A: For varities containing sufficiently many rational curves, the collection of rational curves of minimal degree determine the global geometry to some extent. This collection is known as the variety of minimal rational tangents, or VMRT. The rational curves passing through a general point serve as an alternative to a tangent space.
If the variety has symmetry, for instance a Hermitian symmetric space, then the tangent curves passing through two different points can be compared. This will give the notion of curvature if you ask for. I am aware that Hwang and Mok has done work in this area.
A: The algebraic Chern-Weyl theory exists. You can find expositions of it in, say, Jean-Louis Loday's  Cyclic Homology or in Max Karoubi's Homologie Cyclique Astérisque. It constructs characteristic classes for finitely generated projective modules, and more generally on elements of $K_0$, with values in the cyclic homology of the coordinate algebra, and/or the usual variations of this homology theory.
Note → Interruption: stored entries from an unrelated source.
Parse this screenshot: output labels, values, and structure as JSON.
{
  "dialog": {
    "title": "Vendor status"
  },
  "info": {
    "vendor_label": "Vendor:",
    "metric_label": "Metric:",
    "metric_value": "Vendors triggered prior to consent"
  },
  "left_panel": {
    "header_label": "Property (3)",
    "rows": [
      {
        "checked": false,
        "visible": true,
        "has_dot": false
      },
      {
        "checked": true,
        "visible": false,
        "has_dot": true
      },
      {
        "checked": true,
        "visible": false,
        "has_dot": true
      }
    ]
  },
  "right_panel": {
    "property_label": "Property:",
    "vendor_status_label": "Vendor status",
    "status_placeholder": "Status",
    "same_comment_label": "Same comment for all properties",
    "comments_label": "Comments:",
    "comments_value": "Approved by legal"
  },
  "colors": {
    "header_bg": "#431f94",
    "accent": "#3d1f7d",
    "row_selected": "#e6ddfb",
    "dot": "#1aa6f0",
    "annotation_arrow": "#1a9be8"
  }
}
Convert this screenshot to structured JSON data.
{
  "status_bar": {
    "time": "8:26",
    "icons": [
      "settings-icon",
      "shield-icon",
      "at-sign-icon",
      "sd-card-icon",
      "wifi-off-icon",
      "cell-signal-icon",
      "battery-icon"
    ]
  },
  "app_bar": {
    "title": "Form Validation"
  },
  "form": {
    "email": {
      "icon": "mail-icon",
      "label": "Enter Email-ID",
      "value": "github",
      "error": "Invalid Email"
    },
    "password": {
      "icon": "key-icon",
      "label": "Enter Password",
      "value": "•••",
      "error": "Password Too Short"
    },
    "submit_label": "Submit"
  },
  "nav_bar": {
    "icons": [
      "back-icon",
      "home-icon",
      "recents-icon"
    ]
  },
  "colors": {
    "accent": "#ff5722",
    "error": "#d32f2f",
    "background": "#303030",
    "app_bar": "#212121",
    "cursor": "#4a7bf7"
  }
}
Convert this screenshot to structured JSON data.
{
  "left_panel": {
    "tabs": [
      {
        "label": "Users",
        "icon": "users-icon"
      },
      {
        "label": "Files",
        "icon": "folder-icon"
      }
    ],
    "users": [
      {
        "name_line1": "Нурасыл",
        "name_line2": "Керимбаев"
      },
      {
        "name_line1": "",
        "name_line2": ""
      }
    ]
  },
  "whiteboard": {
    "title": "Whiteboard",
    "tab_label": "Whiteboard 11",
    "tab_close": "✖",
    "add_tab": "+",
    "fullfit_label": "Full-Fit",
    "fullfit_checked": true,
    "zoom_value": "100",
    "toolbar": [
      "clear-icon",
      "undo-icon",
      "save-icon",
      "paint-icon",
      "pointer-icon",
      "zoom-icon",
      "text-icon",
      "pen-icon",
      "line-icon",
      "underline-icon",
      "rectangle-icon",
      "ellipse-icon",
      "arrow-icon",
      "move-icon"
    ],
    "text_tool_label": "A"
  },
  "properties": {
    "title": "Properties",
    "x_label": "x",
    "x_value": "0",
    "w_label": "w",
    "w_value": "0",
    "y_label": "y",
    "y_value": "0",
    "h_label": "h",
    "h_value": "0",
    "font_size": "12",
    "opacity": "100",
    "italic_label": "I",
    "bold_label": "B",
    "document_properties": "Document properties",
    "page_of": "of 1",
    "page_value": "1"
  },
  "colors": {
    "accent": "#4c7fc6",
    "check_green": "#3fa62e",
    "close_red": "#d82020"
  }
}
This precisely generalizes the usual case, in view of the Swan-Serre theorem that states that finitely generated projective modules over $C^\infty(M)$ are exactly the same thing as vector bundles over a manifold $M$, and the computation of the (periodic) cyclic homology of $C^\infty(M)$, which turns out to be de Rham cohomology of $M$.
One can also get characteristic cyclic classes on the higher algebraic $K$-groups, and this works more or less automatically not only for commutative algebras but for algebras in general. 
If you want non-affine schemes, you can generalize everything with sufficient care to that context.
A: One well-studied example is ampleness of an invertible sheaf and positive curvature for a holomorphic line bundle. A theorem of Kodaira says that a holomorphic line bundle over a complex manifold is ample if and only if it admits a metric of positive curvature. 
Related to this, in the special case when the line bundle is the canonical bundle and also invoking Yau's proof of the Calabi conjecture, one has the following equivalences:


*

*A compact complex manifold admits a Kähler metric of positive Ricci curvature if and only if it is Fano i.e, has ample anticanonical bundle.

*A compact complex manifold admits a Kähler metric of negative Ricci curvature if and only if it has ample canonical bundle.

*A compact complex manfiold admits a Ricci flat Kähler metic if and only if it has torsion first Chern class.